I highly recommend checking out OHHTTPStubs for unit testing your API classes.
Unit tests must be deterministic and add the Internet to a potentially unpredictable API in the mix, which makes the test conditions non-deterministic.
OHTTPStubs allows you to disable response to outgoing HTTP requests. Basically, it intercepts your HTTP traffic, and if the request meets the criteria you set, it gives a complete response, which you declare in JSON (and not an unpredictable result from the API). This allows you to configure various response scripts in test classes: i.e. 404, partial answers, etc. For use in your tests.
Here is an example:
I created this JSON Stub and saved it as a JSON file:
{ "devices" : [ { "alarm" : { "alarm_id" : 1, "attack_time" : "<null>", "defined_time" : "2014-04-14T04:21:36.000Z", "device_id" : 7, "is_protected" : 0 }, "device_type" : "iPhone", "id" : 7, "os_version" : "7.1" } ], "email" : " mystubemail@gmail.com ", "facebook_id" : 5551212, "id" : 3, "name" : "Daffy Duck" }
Whenever I request network requests in an API call, this JSON is returned because of this OHHTTPStub, which is declared in the test class to run before all tests.

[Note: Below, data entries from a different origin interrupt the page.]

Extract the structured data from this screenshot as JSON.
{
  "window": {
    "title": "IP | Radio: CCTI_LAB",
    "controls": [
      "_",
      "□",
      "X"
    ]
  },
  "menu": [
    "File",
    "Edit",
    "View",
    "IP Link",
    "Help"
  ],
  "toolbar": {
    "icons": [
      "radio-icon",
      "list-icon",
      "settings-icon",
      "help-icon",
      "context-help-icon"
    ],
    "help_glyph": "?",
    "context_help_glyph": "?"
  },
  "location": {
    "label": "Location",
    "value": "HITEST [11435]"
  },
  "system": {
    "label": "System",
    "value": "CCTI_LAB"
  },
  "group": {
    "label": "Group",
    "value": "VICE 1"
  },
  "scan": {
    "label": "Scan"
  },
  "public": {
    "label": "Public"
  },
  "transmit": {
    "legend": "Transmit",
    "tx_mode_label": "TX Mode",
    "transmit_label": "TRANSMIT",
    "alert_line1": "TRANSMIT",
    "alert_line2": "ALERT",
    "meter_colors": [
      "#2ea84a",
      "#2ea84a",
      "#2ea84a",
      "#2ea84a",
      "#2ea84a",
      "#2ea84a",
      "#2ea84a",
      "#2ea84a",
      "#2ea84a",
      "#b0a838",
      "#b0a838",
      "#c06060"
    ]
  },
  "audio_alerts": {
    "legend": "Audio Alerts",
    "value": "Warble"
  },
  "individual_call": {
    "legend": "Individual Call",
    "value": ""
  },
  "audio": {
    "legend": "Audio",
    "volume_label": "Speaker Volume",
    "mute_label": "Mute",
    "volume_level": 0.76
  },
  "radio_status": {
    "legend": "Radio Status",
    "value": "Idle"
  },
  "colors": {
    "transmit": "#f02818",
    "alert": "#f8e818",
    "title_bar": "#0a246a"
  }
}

[OHHTTPStubs stubRequestsPassingTest:^BOOL(NSURLRequest *request) { BOOL stringFound; if ([[request.URL description] rangeOfString:[NSString stringWithFormat:@"%@devices/register?", BASEURL]].location != NSNotFound) { stringFound = YES; } NSLog(@"%d", stringFound); return stringFound; } withStubResponse:^OHHTTPStubsResponse*(NSURLRequest *request) {
I'm not sure if Kiwi allows asynchronous testing, but if not, I also recommend looking at Specta and the corresponding Expecta structure. They allow super lightweight asynchronous unit testing, which in combination with OHHTTPStubs provides everything you need for unit test API calls.